Aldo leans back slightly, his posture loosening just enough to seem at ease. His eyes fall half-lidded, but they never truly close.
He listens.
He watches.
He thinks.
[A dragon—that's what they call it. But that word is wrong. It's too large, too mythical, too distant from reality. Words like that make people careless. They make things feel unreal.]
A faint shift of his gaze.
[No. This is a lake predator. Something that hunts, something that adapts, something that exists within rules—even if we don't understand them yet. That makes it smaller. That makes it something we can manage.]
And yet—
[Why us? Why this unit, at this time, in this place? That part doesn't fit. Assignments like this don't just happen without reason. There's always a layer beneath the order, something unsaid, something we're not being told.]
The question lingers, unanswered and persistent.
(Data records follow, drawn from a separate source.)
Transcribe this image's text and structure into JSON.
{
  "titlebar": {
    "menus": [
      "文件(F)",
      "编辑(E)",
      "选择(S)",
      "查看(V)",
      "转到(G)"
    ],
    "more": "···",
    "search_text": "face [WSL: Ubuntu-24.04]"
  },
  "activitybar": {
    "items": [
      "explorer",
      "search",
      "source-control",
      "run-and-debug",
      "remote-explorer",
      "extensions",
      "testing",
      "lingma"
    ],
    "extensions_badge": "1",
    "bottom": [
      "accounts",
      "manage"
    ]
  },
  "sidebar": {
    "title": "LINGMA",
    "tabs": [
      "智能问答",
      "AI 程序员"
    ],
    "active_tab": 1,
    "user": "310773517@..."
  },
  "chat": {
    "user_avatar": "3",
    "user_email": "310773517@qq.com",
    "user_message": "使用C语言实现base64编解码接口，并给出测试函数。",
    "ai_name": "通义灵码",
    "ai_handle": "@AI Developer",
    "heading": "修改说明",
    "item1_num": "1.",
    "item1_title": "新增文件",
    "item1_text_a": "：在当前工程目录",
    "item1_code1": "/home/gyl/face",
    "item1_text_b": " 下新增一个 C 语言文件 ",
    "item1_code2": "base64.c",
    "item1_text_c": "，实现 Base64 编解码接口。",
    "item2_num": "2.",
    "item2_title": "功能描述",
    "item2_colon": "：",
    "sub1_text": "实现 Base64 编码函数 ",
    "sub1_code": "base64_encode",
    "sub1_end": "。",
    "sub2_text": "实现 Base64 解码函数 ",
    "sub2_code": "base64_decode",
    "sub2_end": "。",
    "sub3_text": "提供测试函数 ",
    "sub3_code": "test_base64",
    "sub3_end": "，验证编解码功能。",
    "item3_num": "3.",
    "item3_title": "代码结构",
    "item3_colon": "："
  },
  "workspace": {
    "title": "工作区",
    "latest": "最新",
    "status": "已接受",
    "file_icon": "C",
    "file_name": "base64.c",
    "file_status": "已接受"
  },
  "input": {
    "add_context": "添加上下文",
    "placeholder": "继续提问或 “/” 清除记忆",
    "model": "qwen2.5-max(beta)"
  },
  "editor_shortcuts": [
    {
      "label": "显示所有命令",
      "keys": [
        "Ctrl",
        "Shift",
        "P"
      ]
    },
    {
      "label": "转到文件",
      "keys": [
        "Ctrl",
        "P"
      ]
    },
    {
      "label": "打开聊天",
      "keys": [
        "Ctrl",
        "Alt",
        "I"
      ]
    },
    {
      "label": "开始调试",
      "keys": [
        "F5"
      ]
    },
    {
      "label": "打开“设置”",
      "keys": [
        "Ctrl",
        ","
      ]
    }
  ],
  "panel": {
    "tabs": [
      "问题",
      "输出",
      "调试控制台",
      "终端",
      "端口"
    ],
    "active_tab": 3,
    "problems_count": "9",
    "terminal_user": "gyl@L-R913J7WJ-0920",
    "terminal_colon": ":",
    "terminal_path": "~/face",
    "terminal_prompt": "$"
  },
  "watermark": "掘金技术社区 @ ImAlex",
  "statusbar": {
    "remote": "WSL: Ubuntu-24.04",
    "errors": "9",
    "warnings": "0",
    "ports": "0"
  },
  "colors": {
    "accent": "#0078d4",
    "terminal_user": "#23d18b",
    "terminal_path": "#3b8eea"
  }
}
He glances toward Comtois.
Laughing too loudly, gesturing as he talks, filling space with energy that borders on forced. Confidence worn openly, like armor meant to be seen.
Then his gaze shifts to Teufel.
Quiet. Still. Contained in a way that suggests effort rather than ease. Carrying something heavier than he allows to surface.
Then, finally, the soldiers.
Kids.
All of them, in one way or another.
Even now.
[We are not supposed to fight something like this. Not really. This is beyond the scale we were built for, beyond the rules we were trained under… and yet here we are, walking toward it anyway, because that's what we've been told to do.]
His gaze returns to the lake.
The fog thickens, slow and creeping, until the surface of the water begins to disappear from view. Edges blur, shapes dissolve, and for a brief moment it feels as though the lake itself has ceased to exist.
There is only absence.
Something unseen.
Waiting.
Listening.
[One more clean mission. That's what we tell ourselves every time, isn't it? One more, just one more, and then it's over. Then we walk away, and we don't have to come back.]
The thought echoes, familiar in a way that makes it dangerous.
"…and then we're free."
Aldo exhales slowly, the breath leaving him in a measured, controlled release. His hand tightens, just slightly, fingers pressing against the edge of the table as if grounding himself in something solid, something real. For a brief moment, the tension lingers, subtle but present, before it fades and his grip loosens again. Outside, the lake carries on in its steady, quiet rhythm, its surface undisturbed by anything beyond its own natural motion. It remains unbothered, unconcerned, as though it has witnessed this same fragile strain of hope countless times before, and has long since learned to recognize its shape, its weight, and precisely how it inevitably comes to an end.